Moxonidine
Indications
Moxonidine is used for:
Hypertension
Adult Dose
Oral
Hypertension
Adult: 200 mcg once daily, increase if necessary after 3 wk to 400 mcg daily as single or in 2 divided doses. If necessary, after a further 3 wk, increase to 600 mcg daily in 2 divided doses. Max: 600 mcg daily.
Child Dose
Renal Dose
Renal impairment:
CrCl (ml/min) Dosage Recommendation
30-60 Single dose should not exceed 200 mcg.
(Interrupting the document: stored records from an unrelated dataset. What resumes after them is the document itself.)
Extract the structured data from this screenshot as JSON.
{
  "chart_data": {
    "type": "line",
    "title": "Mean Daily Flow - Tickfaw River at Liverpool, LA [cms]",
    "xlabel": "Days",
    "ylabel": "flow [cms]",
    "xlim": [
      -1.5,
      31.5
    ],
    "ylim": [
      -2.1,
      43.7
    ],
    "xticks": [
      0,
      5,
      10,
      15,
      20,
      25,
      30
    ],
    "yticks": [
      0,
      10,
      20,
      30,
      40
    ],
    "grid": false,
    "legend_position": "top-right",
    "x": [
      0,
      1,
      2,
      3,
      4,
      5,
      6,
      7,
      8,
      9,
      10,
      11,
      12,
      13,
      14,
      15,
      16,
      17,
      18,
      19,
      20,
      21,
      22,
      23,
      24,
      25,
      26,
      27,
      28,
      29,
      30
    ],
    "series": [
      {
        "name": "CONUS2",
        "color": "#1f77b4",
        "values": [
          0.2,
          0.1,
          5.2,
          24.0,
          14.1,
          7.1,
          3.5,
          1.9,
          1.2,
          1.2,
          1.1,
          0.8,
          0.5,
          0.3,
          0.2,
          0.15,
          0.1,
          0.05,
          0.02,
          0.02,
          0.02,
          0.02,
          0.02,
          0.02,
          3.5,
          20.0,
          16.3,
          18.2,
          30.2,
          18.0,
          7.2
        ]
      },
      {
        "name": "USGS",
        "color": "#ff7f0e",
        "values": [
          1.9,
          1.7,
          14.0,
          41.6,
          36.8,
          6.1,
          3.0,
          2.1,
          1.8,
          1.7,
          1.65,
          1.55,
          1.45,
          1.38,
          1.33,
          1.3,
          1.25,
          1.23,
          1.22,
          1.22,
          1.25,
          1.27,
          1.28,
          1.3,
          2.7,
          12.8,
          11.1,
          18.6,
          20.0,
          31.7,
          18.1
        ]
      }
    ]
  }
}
Max daily dose 400 mcg.
<30 Avoid
Administration
May be taken with or without food.
Contra Indications
Conduction disorders; bradycardia; severe arrhythmias; severe heart failure; severe ischaemic heart disease; history of angioedema; severe liver or renal impairment; Raynaud's syndrome; intermittent claudication; epilepsy; depression; Parkinson's disease; glaucoma. Pregnancy and lactation.
Precautions
Renal impairment; avoid abrupt withdrawal (if concomitant treatment with ?-blocker has to be stopped, discontinue ?-blocker first, then moxonidine after few days).
Pregnancy-Lactation
Interactions
Additive effects with other antihypertensives; may increase sedative effects of benzodiazepines. Effects may be antagonised by TCAs.
Adverse Effects
Side effects of Moxonidine :
Dry mouth; headache; fatigue; dizziness; nausea; sleep disturbances; asthenia; vasodilatation; skin reactions; constipation; depression; anxiety; anorexia; parotid pain; vivid dreams; impotence and loss of libido; urinary retention or incontinence; slight orthostastic hypotension; fluid retention.
Mechanism of Action
Moxonidine is a centrally-acting antihypertensive. It acts in the brainstem through stimulation of central imidazoline receptors to reduce sympathetic tone. Moxonidine also has a low affinity for alpha2-adrenoceptors.